The Press abuses the police on principle, but, seeing that heroic encounter, I wavered in the keeping of my promise to Belle not to run into danger. Even as I hesitated, "hurry-up wagons" arrived with re-enforcements from neighboring police stations, and then the crowd could not disperse quickly enough. It was a desperate sight—men knocking each other down in their haste to get away, and the women who had been spurring them on, now shrieking and groaning like maniacs. One of the poor creatures was hit on the ankle by a bullet, and her falling over into the gutter was too much for my virtuous resolution. Even if she is a dirty, howling Polack, a man does not enjoy seeing a woman knocked down, so I left my doorstep and went to help the lady up. Constitutionally I am not a brave man, but I forgot all about the flying bullets till one took me in the knee, and I toppled over, hitting my head against the curbstone as I did so. I must have been stunned, for when I opened my eyes again the street was empty, except for a thundering vehicle that was bearing straight down upon me.

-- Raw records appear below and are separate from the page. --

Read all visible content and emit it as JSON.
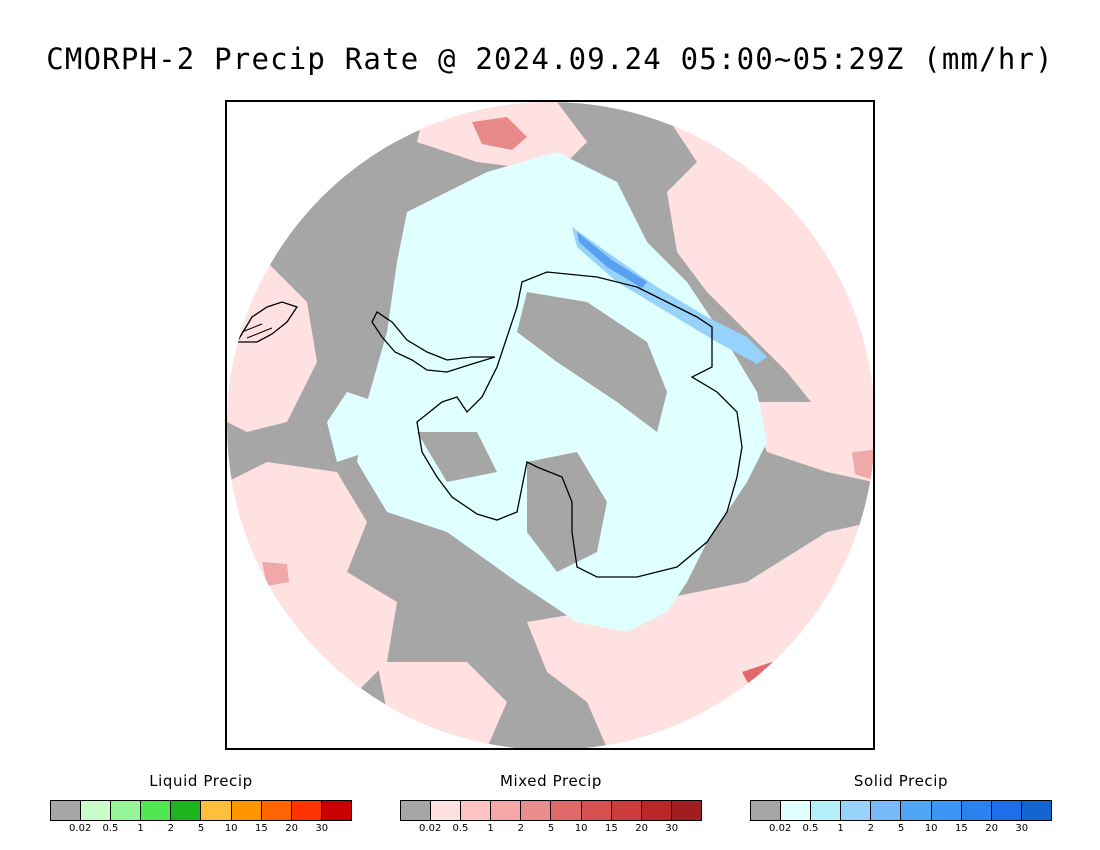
{
  "title": "CMORPH-2 Precip Rate @ 2024.09.24 05:00~05:29Z (mm/hr)",
  "map": {
    "projection": "south-polar-stereographic",
    "colors": {
      "no_precip_background": "#a6a6a6",
      "mixed_light": "#ffe1e1",
      "mixed_mid": "#f5a7a7",
      "mixed_heavy": "#e06a6a",
      "solid_light": "#e0ffff",
      "solid_mid": "#96d2fa",
      "solid_heavy": "#5aa0f0",
      "coastline": "#000000"
    }
  },
  "legends": [
    {
      "title": "Liquid Precip",
      "colors": [
        "#a6a6a6",
        "#c8fcc8",
        "#96f596",
        "#50e650",
        "#1eb41e",
        "#ffbe3c",
        "#ff9600",
        "#ff6400",
        "#ff3200",
        "#c80000"
      ],
      "ticks": [
        "0.02",
        "0.5",
        "1",
        "2",
        "5",
        "10",
        "15",
        "20",
        "30"
      ]
    },
    {
      "title": "Mixed Precip",
      "colors": [
        "#a6a6a6",
        "#ffe1e1",
        "#ffc3c3",
        "#f5a7a7",
        "#eb8c8c",
        "#e06a6a",
        "#d75050",
        "#cd3c3c",
        "#b92828",
        "#a01e1e"
      ],
      "ticks": [
        "0.02",
        "0.5",
        "1",
        "2",
        "5",
        "10",
        "15",
        "20",
        "30"
      ]
    },
    {
      "title": "Solid Precip",
      "colors": [
        "#a6a6a6",
        "#e0ffff",
        "#b4f0fa",
        "#96d2fa",
        "#78b9fa",
        "#50a5f5",
        "#3c96f5",
        "#2882f0",
        "#1e6eeb",
        "#1464d2"
      ],
      "ticks": [
        "0.02",
        "0.5",
        "1",
        "2",
        "5",
        "10",
        "15",
        "20",
        "30"
      ]
    }
  ]
}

At first I thought it was a runaway, for the horse was foaming of mouth and bloodshot of eyeball; but no, there was a man, or fiend, with a similar wild gleam in his eye, urging the brute upon me, while he sounded a gong to keep everything out of his way. All this I saw in a flash, and in a flash too went through my mind the advice given by President Cleveland in his proclamation to non-combatants to keep out of harm's way.